2. The device of claim 1, wherein said inner elongated element is a tubular element and said inner elongated element body has a tubular shape.
3. The device of claim 1, wherein said outer elongated element is a tubular element and said outer elongated element body has a tubular shape.
4. The device of claim 1, wherein said multiple micro- wire electrodes comprise 4-30 micro-wire electrodes.
5. The device of claim 4, wherein said multiple micro- wire electrodes comprise 8-16 micro-wire electrodes.
6. The device of claim 1, wherein said free portion is 1-6 mm in length.
7. The device of claim 6, wherein said free portion is 3-4 mm in length.
8. The device of claim 1, wherein said free portion of at least some of said multiple micro-wire electrodes differs in length from said free portion of others of said multiple micro-wire electrodes.

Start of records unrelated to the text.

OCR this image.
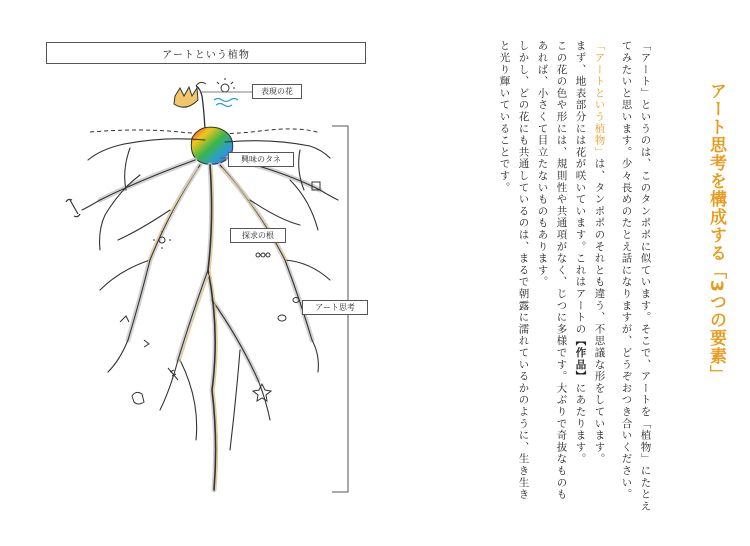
アートという植物
表現の花
興味のタネ
探求の根
アート思考	アート思考を構成する「3つの要素」
「アート」というのは、このタンポポに似ています。そこで、アートを「植物」にたとえ
てみたいと思います。少々長めのたとえ話になりますが、どうぞおつき合いください。
「アートという植物」は、タンポポのそれとも違う、不思議な形をしています。
まず、地表部分には花が咲いています。これはアートの【作品】にあたります。
この花の色や形には、規則性や共通項がなく、じつに多様です。大ぶりで奇抜なものも
あれば、小さくて目立たないものもあります。
しかし、どの花にも共通しているのは、まるで朝露に濡れているかのように、生き生き
と光り輝いていることです。
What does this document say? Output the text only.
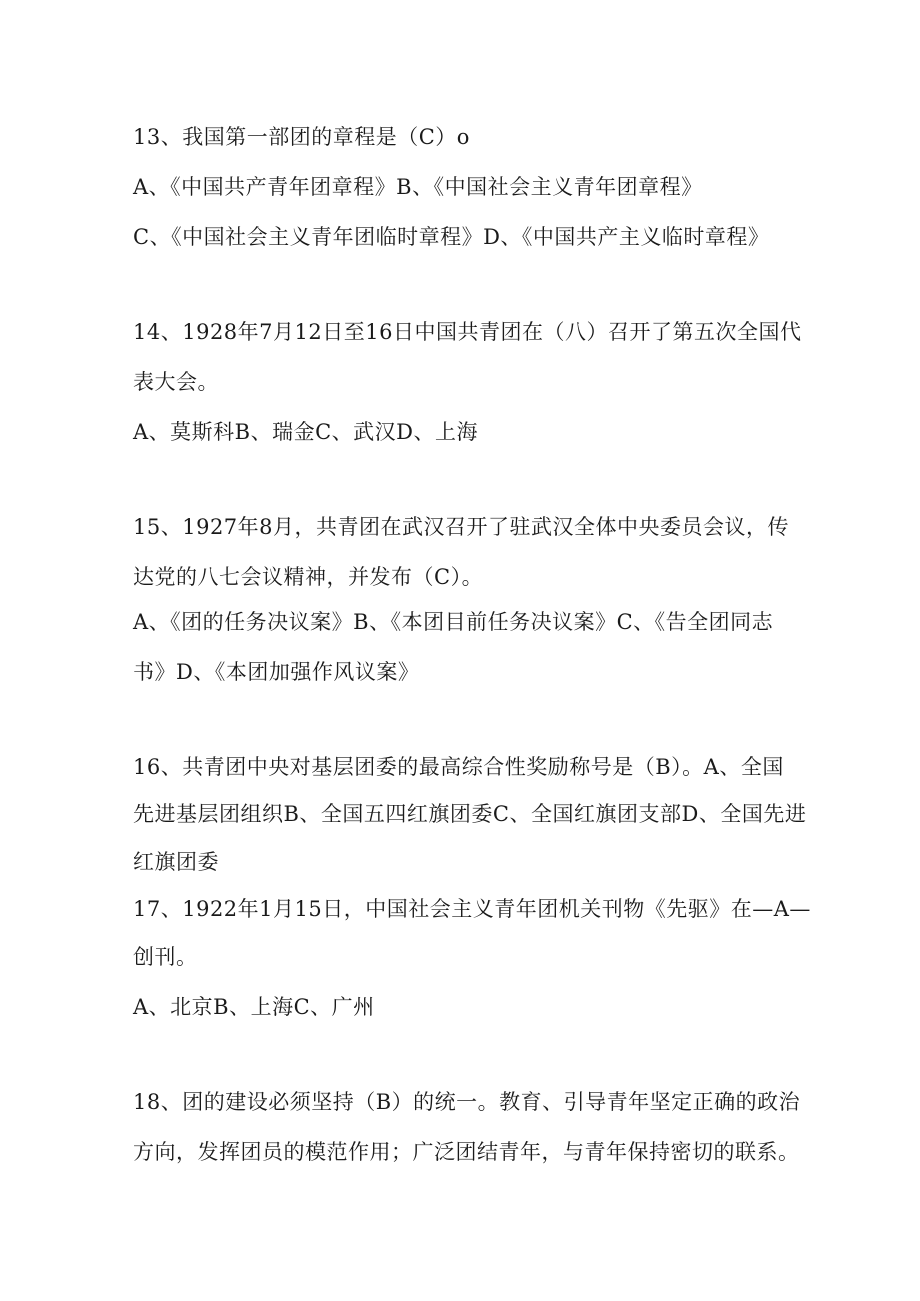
13、我国第一部团的章程是（C）o
A、《中国共产青年团章程》B、《中国社会主义青年团章程》
C、《中国社会主义青年团临时章程》D、《中国共产主义临时章程》
14、1928年7月12日至16日中国共青团在（八）召开了第五次全国代
表大会。
A、莫斯科B、瑞金C、武汉D、上海
15、1927年8月，共青团在武汉召开了驻武汉全体中央委员会议，传
达党的八七会议精神，并发布（C）。
A、《团的任务决议案》B、《本团目前任务决议案》C、《告全团同志
书》D、《本团加强作风议案》
16、共青团中央对基层团委的最高综合性奖励称号是（B）。A、全国
先进基层团组织B、全国五四红旗团委C、全国红旗团支部D、全国先进
红旗团委
17、1922年1月15日，中国社会主义青年团机关刊物《先驱》在—A—
创刊。
A、北京B、上海C、广州
18、团的建设必须坚持（B）的统一。教育、引导青年坚定正确的政治
方向，发挥团员的模范作用；广泛团结青年，与青年保持密切的联系。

9. The device of claim 1, wherein upon movement of inner elongated element with respect to said outer elongated element, said free portion is releasable from said outer elongated element.
10. The device of claim 1, wherein said multiple micro-wire electrodes are comprised of an Mdium-Platinum alloy.
11. The device of claim 1, wherein said multiple micro-wire electrodes are individually insulated.
12. The device of claim 11, wherein said multiple micro-wire electrodes comprise polyimide insulation.
13. The device of claim 1, wherein said multiple micro-wire electrodes are comprised of a shape memory alloy and wherein said free portion is pre-shaped.
14. The device of claim 1, wherein said multiple micro-wire electrodes are comprised of a material having high plasticity such that pre-deformation of said material results in permanent deformation.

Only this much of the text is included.